The mechanism by which the mitochondrial K(ATP) channel openers confer protection against ischemia/reperfusion injury is debated. Evidence suggests that rather than solely being an end effector, opening of these channels may act by a trigger mechanism. We examined the effects of the mitochondrial K(ATP) channel opener, diazoxide on parameters of mitochondrial function with specific reference to reactive oxygen species (ROS) generation in a human atrial derived cell line model of simulated ischemia/reperfusion (LSI/R).

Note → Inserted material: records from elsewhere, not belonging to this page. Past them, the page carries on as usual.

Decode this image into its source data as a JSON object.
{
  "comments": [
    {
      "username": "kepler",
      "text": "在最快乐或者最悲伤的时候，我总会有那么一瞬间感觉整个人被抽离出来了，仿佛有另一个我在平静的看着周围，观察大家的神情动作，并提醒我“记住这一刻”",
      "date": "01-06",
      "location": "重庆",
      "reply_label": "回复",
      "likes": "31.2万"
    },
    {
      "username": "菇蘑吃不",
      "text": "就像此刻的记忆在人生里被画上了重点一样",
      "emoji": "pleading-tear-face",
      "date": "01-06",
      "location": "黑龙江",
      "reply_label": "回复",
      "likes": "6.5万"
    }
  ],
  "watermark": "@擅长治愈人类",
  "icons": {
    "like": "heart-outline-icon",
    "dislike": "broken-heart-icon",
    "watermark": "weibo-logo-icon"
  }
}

Propidium iodide (PI) exclusion was used to assess survival. Diazoxide treatment conferred protection against LSI/R (13.9+/-0.9% vs. 36.9+/-4.5% controls) that was abolished by pre-treatment with the mitoK(ATP) channel blocker, 5-hydroxydecanoate (5-HD) (33.3+/-3.6%) and with the free radical scavenger, 2-mercaptopropionylglycine (MPG) (29+/-4.0%). Diazoxide caused increased oxidation of the ROS probe, reduced mitotracker orange (1.3 vs. 1.0 arbitrary units for control; P<0.01 vs. control) that was abrogated by either 5-HD or MPG (1.07 and 1.07 arbitrary units, respectively). At the same time there was no change in orange fluorescent signal from the membrane potential sensitive probe, JC-1 indicating no change in mitochondrial membrane potential. Changes in light scattering, reflecting changes in mitochondrial volume, occurred during treatment with diazoxide.

These results demonstrate for the first time that the mitoK(ATP) channel opener diazoxide can act as a trigger of preconditioning by a mechanism involving mitochondrial swelling and the generation of ROS.